11:52am PT by Graeme McMillan
'Star Wars' Speculation: "This" Is Getting to Be Too Much
Anticipation for Star Wars: The Force Awakens might have officially reached ridiculous levels.
During an appearance on Jimmy Kimmel Live Monday night, director J.J. Abrams revealed the first word spoken in the movie — it's "this," in case you're interested — and that slim factoid has subsequently become the subject of many news reports.
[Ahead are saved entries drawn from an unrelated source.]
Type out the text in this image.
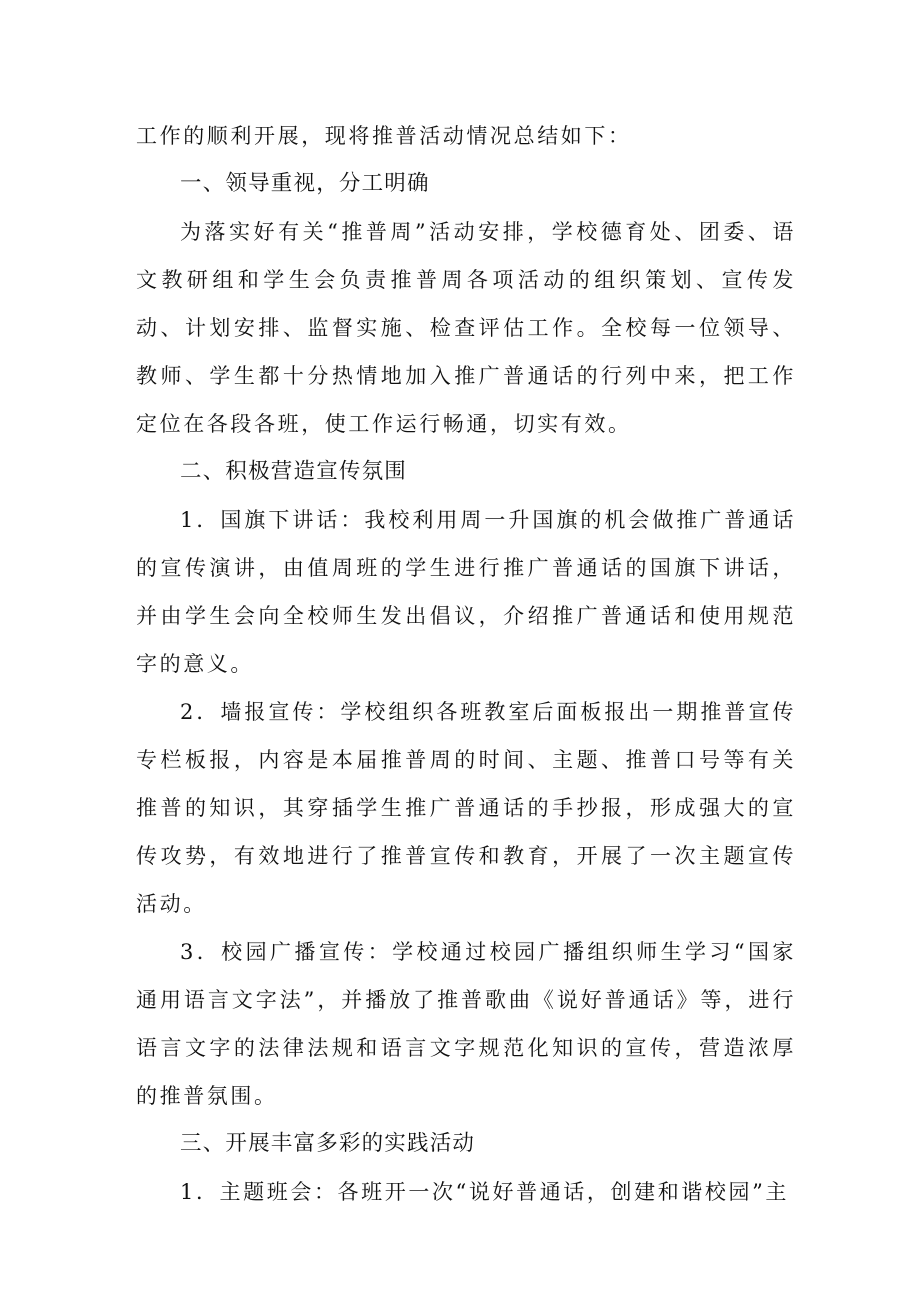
工作的顺利开展，现将推普活动情况总结如下：

一、领导重视，分工明确

为落实好有关“推普周”活动安排，学校德育处、团委、语文教研组和学生会负责推普周各项活动的组织策划、宣传发动、计划安排、监督实施、检查评估工作。全校每一位领导、教师、学生都十分热情地加入推广普通话的行列中来，把工作定位在各段各班，使工作运行畅通，切实有效。

二、积极营造宣传氛围

1．国旗下讲话：我校利用周一升国旗的机会做推广普通话的宣传演讲，由值周班的学生进行推广普通话的国旗下讲话，并由学生会向全校师生发出倡议，介绍推广普通话和使用规范字的意义。

2．墙报宣传：学校组织各班教室后面板报出一期推普宣传专栏板报，内容是本届推普周的时间、主题、推普口号等有关推普的知识，其穿插学生推广普通话的手抄报，形成强大的宣传攻势，有效地进行了推普宣传和教育，开展了一次主题宣传活动。

3．校园广播宣传：学校通过校园广播组织师生学习“国家通用语言文字法”，并播放了推普歌曲《说好普通话》等，进行语言文字的法律法规和语言文字规范化知识的宣传，营造浓厚的推普氛围。

三、开展丰富多彩的实践活动

1．主题班会：各班开一次“说好普通话，创建和谐校园”主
Not wanting to miss out on what is obviously the hot story of the day, perhaps it would be good idea to put this information in context. The first word spoken in 1977's Star Wars is "did" (C-3PO's opening line to R2-D2 is, "Did you hear that?"), the first word in 1980's Empire Strikes Back is "echo" (Luke says, "Echo 3 to Echo 7," into his communicator), and the first word in 1983's Return of the Jedi is "command" (an Imperial officer alerts the in-progress Death Star to his arrival by signaling them, "Command station").
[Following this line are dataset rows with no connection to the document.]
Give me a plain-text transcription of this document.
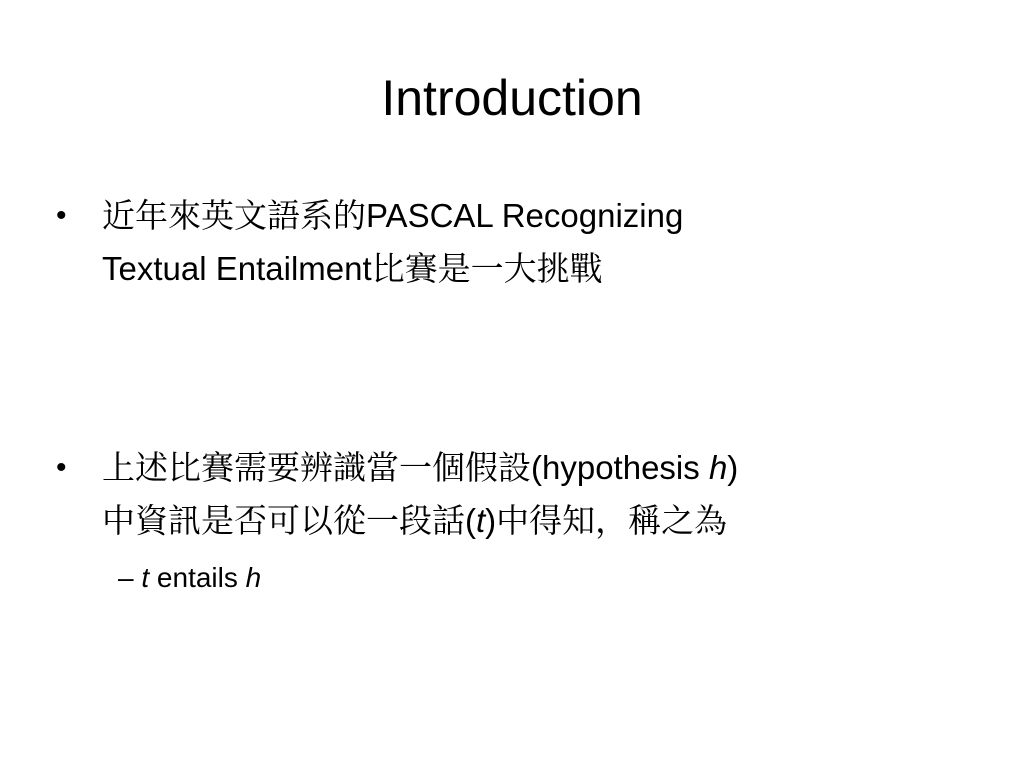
Introduction
•	近年來英文語系的PASCAL Recognizing
Textual Entailment比賽是一大挑戰
•	上述比賽需要辨識當一個假設(hypothesis h)
中資訊是否可以從一段話(t)中得知，稱之為
– t entails h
In the prequel trilogy, meanwhile, the first words in 1999's Episode I: The Phantom Menace, 2002's Episode II: Attack of the Clones and 2005's Episode III: Revenge of the Sith are, respectively, "captain," "senator" and "lock" — well, technically, the first line of dialogue in Revenge of the Sith comes from R2-D2, but somehow, I'm not sure "bleep bloop whee" was actually in the screenplay.
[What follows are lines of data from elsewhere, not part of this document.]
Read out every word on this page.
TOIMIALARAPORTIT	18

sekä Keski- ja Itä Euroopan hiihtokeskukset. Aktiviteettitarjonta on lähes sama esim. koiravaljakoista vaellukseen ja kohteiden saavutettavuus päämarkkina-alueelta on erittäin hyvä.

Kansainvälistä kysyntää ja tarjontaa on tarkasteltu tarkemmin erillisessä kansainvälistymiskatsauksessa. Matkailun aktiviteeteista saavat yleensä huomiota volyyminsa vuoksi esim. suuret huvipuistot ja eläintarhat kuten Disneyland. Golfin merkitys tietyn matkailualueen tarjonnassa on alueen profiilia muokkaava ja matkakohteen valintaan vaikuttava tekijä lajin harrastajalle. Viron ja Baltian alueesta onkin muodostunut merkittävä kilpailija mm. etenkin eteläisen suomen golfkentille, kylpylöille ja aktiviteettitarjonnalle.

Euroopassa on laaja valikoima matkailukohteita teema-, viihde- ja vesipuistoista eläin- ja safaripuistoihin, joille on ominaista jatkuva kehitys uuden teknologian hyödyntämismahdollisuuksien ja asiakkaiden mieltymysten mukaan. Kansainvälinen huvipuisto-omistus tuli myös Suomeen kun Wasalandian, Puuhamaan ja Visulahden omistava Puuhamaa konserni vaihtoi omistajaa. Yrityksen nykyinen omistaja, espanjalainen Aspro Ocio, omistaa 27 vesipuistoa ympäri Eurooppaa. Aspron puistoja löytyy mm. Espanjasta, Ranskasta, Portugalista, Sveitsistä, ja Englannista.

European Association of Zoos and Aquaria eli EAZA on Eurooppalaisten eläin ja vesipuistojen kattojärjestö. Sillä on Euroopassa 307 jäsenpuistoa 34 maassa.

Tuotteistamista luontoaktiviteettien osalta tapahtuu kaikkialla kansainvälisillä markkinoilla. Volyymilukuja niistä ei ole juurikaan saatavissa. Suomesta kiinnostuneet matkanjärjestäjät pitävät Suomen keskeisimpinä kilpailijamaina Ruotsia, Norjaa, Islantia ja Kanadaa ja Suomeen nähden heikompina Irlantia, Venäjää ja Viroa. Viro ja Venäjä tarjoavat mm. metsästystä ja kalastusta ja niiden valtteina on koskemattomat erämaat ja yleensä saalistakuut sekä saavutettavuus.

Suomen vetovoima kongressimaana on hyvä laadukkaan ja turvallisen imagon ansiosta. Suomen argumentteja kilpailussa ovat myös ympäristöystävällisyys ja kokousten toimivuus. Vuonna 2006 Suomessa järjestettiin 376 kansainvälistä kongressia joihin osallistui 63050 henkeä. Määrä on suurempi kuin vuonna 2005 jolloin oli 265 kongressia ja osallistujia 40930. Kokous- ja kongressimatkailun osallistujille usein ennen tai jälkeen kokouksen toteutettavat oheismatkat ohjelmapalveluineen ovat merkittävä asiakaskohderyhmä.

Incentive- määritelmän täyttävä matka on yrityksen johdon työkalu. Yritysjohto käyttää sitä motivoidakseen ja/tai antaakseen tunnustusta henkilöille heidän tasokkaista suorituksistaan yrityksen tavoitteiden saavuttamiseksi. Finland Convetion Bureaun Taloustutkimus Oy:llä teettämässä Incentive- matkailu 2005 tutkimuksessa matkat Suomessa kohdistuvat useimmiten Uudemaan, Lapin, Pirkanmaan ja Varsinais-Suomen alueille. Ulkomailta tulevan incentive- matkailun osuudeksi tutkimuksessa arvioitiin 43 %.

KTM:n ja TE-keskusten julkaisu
Through comparison, then, what can we tell about Star Wars: The Force Awakens from the first word "this"? That the movie is, like the word "this," well-used and therefore more relatable? That it's more generic? That it's useless to speculate on a movie based upon a first word of dialogue, especially when that word is something that's so common as to be meaningless? The answer to that last question, at least, is yes — not that it will stop people from trying.
Anyway, there are far more important questions to be asked about the opening of The Force Awakens. For example, will the opening crawl note that it is a period of civil war, as the crawl from the original two movies did? And far more importantly: will the movie begin with a spaceship flying through the void of space, before that ship becomes involved with the events of the movie in some form or another?
Star Wars: The Force Awakens will be released Dec. 18, meaning we have four weeks of increasing speculation to survive before the Force can be with us all once again.